Flexible, "policy-free" engine

The core engine of the Yacas system interprets the Yacas script language. The reason to implement yet another LISP-based custom language interpreter instead of taking an already existing one was to have full control over the design of the system and to make it self-contained. While most of the features of the Yacas script language are "syntactic sugar" on top of a LISP interpreter, some features not commonly found in LISP systems were added.

The script library contains declarations of transformation rules and of function syntax (prefix, infix etc.). The intention is that all symbolic manipulation algorithms, definitions of mathematical functions and so on should be held in the script library and not in the kernel. The only exception so far is for a very small number of mathematical or utility functions that are frequently used; they are compiled into the core for speed.

For example, the mathematical operator "+" is an infix operator defined in the library scripts. To the kernel, this operator is on the same footing as any other function defined by the user and can be redefined. The Yacas kernel itself does not store any properties for this operator. Instead it relies entirely on the script library to provide transformation rules for manipulating expressions involving the operator "+". In this way, the kernel does not need to anticipate all possible meanings of the operator "+" that users might need in their calculations.

This policy-free scheme means that Yacas is highly configurable through its scripting language. It is possible to create an entirely different symbolic manipulation engine based on the same C++ kernel, with different syntax and different naming conventions, by simply using another script library instead of the current library scripts. An example of the flexibility of the Yacas system is a sample script wordproblems.ys that comes with the distribution. It contains a set of rule definitions that make Yacas recognize simple English sentences, such as "Tom has 3 apples" or "Jane gave an apple to Tom", as valid Yacas expressions. Yacas can then "evaluate" these sentences to True or False according to the semantics of the current situation described in them.

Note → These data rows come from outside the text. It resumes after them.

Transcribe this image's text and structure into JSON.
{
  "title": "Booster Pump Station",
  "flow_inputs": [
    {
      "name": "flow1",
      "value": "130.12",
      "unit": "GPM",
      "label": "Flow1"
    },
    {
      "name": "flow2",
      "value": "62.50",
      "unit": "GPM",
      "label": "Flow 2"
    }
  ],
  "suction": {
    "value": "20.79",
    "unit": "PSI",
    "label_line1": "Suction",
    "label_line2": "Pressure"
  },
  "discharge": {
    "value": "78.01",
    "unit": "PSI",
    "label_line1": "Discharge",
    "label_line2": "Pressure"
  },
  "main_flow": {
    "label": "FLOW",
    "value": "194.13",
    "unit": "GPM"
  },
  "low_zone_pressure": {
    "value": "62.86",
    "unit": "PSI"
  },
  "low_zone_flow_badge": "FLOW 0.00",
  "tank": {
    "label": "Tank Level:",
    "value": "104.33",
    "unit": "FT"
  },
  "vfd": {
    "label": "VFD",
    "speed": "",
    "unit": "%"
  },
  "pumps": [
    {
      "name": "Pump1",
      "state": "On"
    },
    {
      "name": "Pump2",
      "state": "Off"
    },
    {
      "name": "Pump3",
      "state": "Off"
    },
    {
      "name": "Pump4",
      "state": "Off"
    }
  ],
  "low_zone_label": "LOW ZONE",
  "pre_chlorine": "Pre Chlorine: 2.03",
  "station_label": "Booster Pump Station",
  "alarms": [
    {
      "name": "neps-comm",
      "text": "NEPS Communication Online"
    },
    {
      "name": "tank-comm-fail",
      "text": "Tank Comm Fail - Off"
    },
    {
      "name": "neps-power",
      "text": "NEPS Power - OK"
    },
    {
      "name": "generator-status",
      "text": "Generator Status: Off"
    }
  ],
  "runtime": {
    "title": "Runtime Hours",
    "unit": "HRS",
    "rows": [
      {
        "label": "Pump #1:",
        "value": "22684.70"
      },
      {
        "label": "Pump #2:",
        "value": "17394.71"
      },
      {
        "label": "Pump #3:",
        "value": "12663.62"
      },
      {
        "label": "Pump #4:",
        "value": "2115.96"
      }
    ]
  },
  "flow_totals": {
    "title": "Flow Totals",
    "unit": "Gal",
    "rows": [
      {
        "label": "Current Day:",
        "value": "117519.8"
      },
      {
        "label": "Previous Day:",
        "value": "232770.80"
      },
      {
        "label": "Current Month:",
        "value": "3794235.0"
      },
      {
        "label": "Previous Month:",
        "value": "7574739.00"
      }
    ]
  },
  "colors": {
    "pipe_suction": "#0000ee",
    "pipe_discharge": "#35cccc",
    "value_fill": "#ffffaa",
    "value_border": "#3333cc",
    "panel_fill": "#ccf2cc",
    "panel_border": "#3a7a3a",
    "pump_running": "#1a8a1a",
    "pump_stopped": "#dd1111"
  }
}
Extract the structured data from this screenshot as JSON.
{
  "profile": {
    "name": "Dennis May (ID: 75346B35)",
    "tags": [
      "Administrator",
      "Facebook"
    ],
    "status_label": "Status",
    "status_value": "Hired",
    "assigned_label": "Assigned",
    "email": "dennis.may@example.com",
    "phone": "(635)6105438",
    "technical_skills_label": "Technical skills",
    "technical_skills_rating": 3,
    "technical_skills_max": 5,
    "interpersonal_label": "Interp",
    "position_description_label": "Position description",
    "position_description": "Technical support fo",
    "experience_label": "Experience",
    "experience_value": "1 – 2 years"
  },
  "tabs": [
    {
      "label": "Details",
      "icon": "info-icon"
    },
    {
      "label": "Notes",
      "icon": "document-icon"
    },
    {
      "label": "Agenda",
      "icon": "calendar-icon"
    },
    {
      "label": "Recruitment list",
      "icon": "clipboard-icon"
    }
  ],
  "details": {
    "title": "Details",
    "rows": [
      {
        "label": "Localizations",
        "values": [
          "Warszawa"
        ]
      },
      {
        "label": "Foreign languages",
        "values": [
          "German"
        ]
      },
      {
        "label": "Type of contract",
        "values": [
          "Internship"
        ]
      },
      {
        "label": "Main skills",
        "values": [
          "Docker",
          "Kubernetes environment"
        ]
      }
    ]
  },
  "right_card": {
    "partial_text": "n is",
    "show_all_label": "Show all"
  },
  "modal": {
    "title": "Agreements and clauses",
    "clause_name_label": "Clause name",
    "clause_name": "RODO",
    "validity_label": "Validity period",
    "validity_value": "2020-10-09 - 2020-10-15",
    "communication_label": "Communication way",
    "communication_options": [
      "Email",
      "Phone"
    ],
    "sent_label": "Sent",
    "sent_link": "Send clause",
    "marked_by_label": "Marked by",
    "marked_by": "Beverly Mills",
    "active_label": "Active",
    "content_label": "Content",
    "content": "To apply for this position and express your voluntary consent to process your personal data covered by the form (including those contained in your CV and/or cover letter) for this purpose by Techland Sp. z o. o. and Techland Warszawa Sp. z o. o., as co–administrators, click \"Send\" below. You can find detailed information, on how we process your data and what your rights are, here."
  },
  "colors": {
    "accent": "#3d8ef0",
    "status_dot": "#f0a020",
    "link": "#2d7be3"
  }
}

The "policy-free" concept extends to typing: strong typing is not required by the kernel, but can be easily enforced by the scripts if needed for a particular problem. The language offers features, but does not enforce their use. Here is an example of a policy implemented in the script library:

61 # x_IsPositiveNumber ^ y_IsPositiveNumber 
      <-- MathPower(x,y);
By this rule, expressions of the form x^y (representing powers x^y) are evaluated and replaced by a number if and only if x and y are positive numerical constants. (The function MathPower is defined in the kernel.) If this simplification by default is not desirable, the user could erase this rule from the library and have a CAS without this feature.

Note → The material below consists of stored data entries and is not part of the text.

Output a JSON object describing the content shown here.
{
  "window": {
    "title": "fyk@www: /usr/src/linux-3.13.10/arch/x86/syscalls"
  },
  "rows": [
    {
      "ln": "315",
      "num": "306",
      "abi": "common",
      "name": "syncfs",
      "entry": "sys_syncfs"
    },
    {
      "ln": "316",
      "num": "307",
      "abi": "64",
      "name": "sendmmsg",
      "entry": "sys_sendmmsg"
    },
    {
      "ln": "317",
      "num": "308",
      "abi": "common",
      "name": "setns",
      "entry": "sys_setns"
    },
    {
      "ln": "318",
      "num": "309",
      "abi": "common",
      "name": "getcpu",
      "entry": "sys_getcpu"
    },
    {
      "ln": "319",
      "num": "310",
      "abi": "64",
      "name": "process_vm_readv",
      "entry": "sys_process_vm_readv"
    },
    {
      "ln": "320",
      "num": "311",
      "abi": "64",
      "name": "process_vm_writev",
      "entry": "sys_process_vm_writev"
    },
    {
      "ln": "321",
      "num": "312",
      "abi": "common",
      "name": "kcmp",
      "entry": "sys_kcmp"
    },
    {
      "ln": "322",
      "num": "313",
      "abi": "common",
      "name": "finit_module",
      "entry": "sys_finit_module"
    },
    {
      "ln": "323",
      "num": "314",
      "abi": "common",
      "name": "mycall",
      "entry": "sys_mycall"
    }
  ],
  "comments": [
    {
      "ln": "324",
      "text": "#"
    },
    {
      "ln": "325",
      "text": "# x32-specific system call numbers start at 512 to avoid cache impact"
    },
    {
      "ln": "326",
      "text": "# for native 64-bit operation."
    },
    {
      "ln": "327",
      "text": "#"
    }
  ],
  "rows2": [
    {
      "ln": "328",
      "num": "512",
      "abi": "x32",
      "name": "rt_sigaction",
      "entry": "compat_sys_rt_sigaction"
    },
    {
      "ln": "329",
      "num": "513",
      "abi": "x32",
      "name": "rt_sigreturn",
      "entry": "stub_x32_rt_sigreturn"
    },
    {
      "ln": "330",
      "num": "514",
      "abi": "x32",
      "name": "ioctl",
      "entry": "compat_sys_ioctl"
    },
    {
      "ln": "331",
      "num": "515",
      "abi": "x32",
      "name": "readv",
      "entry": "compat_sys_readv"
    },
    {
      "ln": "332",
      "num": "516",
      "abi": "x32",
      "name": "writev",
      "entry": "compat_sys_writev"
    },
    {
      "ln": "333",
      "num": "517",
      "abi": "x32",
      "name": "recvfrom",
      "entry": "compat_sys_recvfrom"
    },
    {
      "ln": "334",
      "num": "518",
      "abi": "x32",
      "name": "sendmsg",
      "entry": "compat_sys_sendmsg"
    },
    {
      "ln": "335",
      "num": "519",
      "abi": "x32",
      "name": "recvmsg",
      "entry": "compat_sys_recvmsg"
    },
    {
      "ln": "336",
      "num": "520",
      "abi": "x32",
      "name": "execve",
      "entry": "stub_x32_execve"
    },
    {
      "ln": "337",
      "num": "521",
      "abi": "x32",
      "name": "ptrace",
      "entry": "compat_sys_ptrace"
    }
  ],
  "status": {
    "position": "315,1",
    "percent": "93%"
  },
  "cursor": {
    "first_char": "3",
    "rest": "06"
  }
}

1.3 The Yacas kernel functionality

Yacas script is a functional language based on various ideas that seemed useful for an implementation of CAS: list-based data structures, object properties, and functional programming (a la LISP); term rewriting [BN98] with pattern matching somewhat along the lines of Mathematica; user-defined infix operators a la PROLOG; delayed evaluation of expressions; and arbitrary-precision arithmetic. Garbage collection is implemented through reference counting.

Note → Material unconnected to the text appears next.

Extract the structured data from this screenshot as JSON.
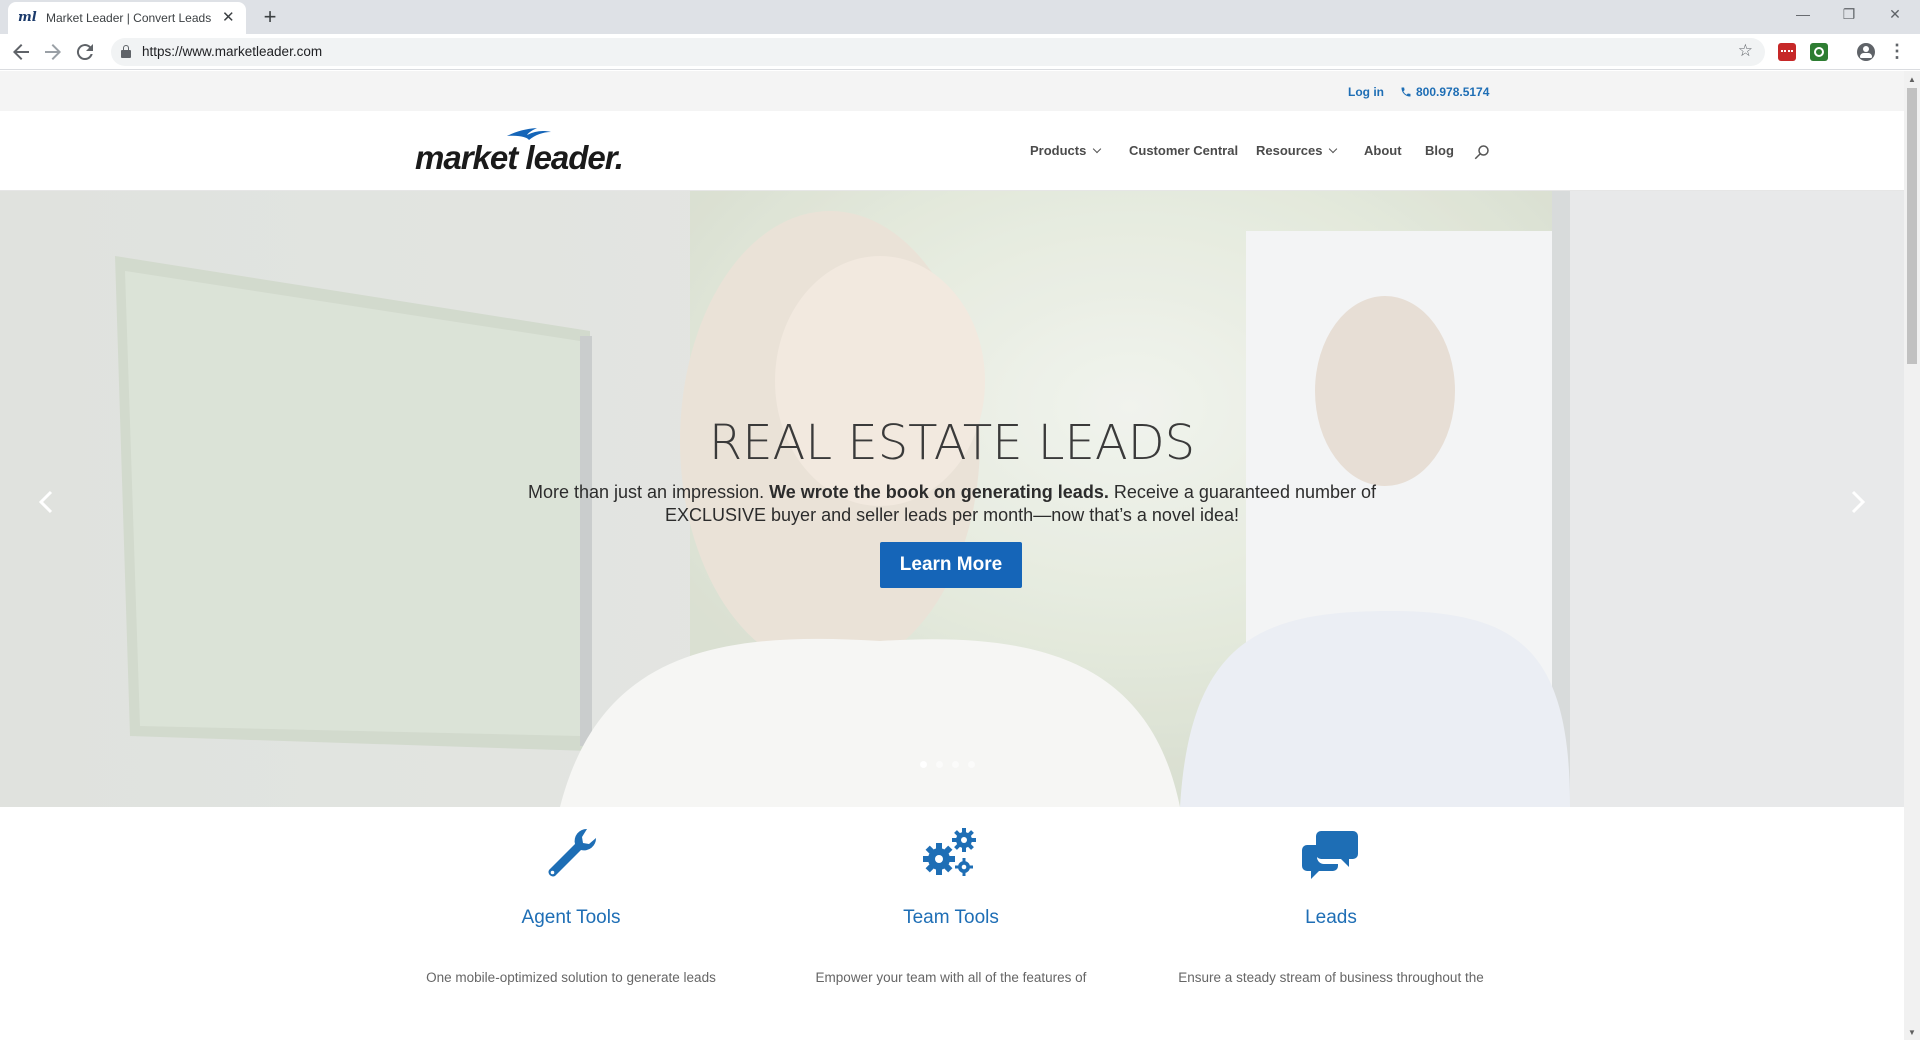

The kernel provides three basic data types: numbers, strings, and atoms, and two container types: list and static array (for speed). Atoms are implemented as strings that can be assigned values and evaluated. Boolean values are simply atoms True and False. Numbers are represented by objects on which arithmetic can be performed immediately. Expression trees, association (hash) tables, stacks, and closures (pure functions) are all implemented using nested lists. In addition, more data types can be provided by plugins. Kernel primitives are available for arbitrary-precision arithmetic, string manipulation, array and list access and manipulation, for basic control flow, for assigning variables (atoms) and for defining rules for functions (atoms with a function syntax).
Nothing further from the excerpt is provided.